ろくな事が無いぞ

 ナサリアが持ってきたのは、街外れの墓地に沸くというスケルトンの退治。

 夜になると、墓から出てきて徘徊するのだそうだ。

 スケルトン自体は生物の骨だということは誰でも知っている。

 まれに、生前の本人の残留思念や、自然界に浮遊する魔力の塊のようなものが動かす事もあるが、大抵は勝手に動き回るというのは誰かが操っているか、漂う霊魂が乗り移り勝手に動かしているかのいずれかだ。


 かく言う私も、悪魔らしく骨を操って遊んだ事がある。

 躍らせてみたり、雑用に使ったりと魔法の練習に意外と役立つのだ。

 我が家の近くにやってくる冒険者が邪魔で、ほれほれと動かして遊んで脅かしたこともある。脅かした程度で、怪我もさせておらんが。

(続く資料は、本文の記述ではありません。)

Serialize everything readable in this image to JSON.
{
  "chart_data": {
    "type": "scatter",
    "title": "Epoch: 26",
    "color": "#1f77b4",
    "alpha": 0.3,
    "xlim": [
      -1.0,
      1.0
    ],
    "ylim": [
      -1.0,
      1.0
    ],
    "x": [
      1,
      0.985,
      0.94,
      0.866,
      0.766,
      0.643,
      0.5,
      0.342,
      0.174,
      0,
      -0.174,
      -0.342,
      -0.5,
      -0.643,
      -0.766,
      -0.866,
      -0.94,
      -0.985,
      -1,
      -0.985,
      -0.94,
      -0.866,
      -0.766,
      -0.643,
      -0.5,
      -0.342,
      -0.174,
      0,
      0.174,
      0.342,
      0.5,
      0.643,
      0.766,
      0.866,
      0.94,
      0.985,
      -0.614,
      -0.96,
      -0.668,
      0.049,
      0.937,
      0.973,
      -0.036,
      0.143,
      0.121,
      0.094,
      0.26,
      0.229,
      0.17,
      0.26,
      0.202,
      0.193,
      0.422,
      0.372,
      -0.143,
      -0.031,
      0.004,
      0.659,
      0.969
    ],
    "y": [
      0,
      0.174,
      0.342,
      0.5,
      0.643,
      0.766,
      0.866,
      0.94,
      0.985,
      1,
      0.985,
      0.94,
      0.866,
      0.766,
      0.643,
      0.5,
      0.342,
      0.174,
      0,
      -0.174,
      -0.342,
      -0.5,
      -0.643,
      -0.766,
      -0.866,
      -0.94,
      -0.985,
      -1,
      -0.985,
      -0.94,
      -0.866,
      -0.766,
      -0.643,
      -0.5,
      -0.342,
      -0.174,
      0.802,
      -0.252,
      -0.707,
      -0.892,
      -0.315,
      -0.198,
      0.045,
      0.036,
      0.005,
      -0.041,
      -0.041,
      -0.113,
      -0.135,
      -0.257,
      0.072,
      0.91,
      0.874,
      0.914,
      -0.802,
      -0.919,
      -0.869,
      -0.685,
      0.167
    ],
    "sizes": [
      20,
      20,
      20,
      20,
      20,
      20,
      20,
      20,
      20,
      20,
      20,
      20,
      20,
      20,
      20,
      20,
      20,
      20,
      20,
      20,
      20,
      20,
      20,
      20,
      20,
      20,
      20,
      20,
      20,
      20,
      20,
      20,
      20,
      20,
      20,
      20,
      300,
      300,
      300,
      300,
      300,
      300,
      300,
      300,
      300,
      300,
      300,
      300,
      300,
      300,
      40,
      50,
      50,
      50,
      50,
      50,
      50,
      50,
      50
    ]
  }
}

 そうしたら、今度はスケルトン退治だ、と息巻いてやってきた。

 仕方が無いので、骨にボロ布着せ、拾ったティアラをかぶせ、鎌を持たせて歩かせてみたところ、連中は知識でしかその姿を知らんから「死者の王リッチだ!」と大騒ぎして逃げていった。

 ただのスケルトンなんじゃよ。てへ、って手を振って見送った。

 それっきり、その連中は来なくなったがの。


 話がそれた。

 私のようなイタズラであるならまだしも、強烈な悪意があった場合や、術者の魔力が強力であった場合は危険だ。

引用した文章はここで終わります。